U.S. Wants to Cancel N. Korea Light Water Reactor Project


State Department officials said the United States is set this year to cancel an international project to build two light-water nuclear reactors for North Korea, the Washington Times reported today (see GSN, May 27).

“The U.S. side sees no future for these light-water reactors,” one official said yesterday. “Come Dec. 1, it’s a dead project,” the official added.

The United States announced its intention last week in New York during a meeting of the Korean Peninsula Energy Development Organization, which is managing the project.

The organization is comprised of representatives from the United States, Japan, South Korea and the European Union.

KEDO suspended plans for the reactors last year over North Korea’s uranium-enrichment efforts, U.S. officials said. The organization agreed during its May 20 meeting to maintain the suspension, according to a KEDO spokeswoman. 
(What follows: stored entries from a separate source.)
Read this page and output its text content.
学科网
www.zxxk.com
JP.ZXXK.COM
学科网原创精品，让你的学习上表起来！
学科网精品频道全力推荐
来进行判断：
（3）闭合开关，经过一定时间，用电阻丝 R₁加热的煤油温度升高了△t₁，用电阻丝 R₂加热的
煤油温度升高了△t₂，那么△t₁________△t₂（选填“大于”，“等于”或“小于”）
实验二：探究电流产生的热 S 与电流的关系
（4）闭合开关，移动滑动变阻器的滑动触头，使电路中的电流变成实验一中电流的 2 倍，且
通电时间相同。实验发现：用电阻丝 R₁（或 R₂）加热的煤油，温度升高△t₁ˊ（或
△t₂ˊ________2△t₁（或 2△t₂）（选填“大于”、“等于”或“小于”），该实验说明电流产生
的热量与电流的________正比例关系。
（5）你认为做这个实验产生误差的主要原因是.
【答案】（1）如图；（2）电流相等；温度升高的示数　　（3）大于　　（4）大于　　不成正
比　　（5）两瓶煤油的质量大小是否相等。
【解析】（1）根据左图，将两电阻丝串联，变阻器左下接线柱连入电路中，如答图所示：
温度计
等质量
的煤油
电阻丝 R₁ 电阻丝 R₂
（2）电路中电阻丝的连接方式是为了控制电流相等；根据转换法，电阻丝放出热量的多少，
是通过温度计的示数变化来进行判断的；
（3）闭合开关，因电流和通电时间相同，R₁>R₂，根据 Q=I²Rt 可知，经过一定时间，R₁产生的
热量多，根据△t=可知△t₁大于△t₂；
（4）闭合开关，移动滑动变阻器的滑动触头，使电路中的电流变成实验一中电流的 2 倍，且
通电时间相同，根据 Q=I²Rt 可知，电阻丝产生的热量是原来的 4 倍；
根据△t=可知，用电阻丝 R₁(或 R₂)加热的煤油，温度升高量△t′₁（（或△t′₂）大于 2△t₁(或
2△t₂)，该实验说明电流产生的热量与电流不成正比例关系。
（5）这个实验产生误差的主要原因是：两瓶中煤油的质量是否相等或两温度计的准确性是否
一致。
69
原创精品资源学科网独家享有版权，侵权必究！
However, canceling the project altogether would require a decision of the organization’s board. South Korea favors keeping open the possibility of resuming construction as a way to influence North Korea in negotiations on the communist nation’s nuclear program, according to officials (Bill Gertz, Washington Times, May 28).

Meanwhile, Russian Foreign Minister Sergey Lavrov said he is set to travel to South and North Korea this summer, Interfax reported.

The trip is scheduled to follow the regional forum of the Association of Southeast Nations in late June, Lavrov said. “The purpose of the visit is to discuss the relations between South and North Korea and to resolve the (issue of) North Korea’s nuclear program,” he added (Interfax, May 28).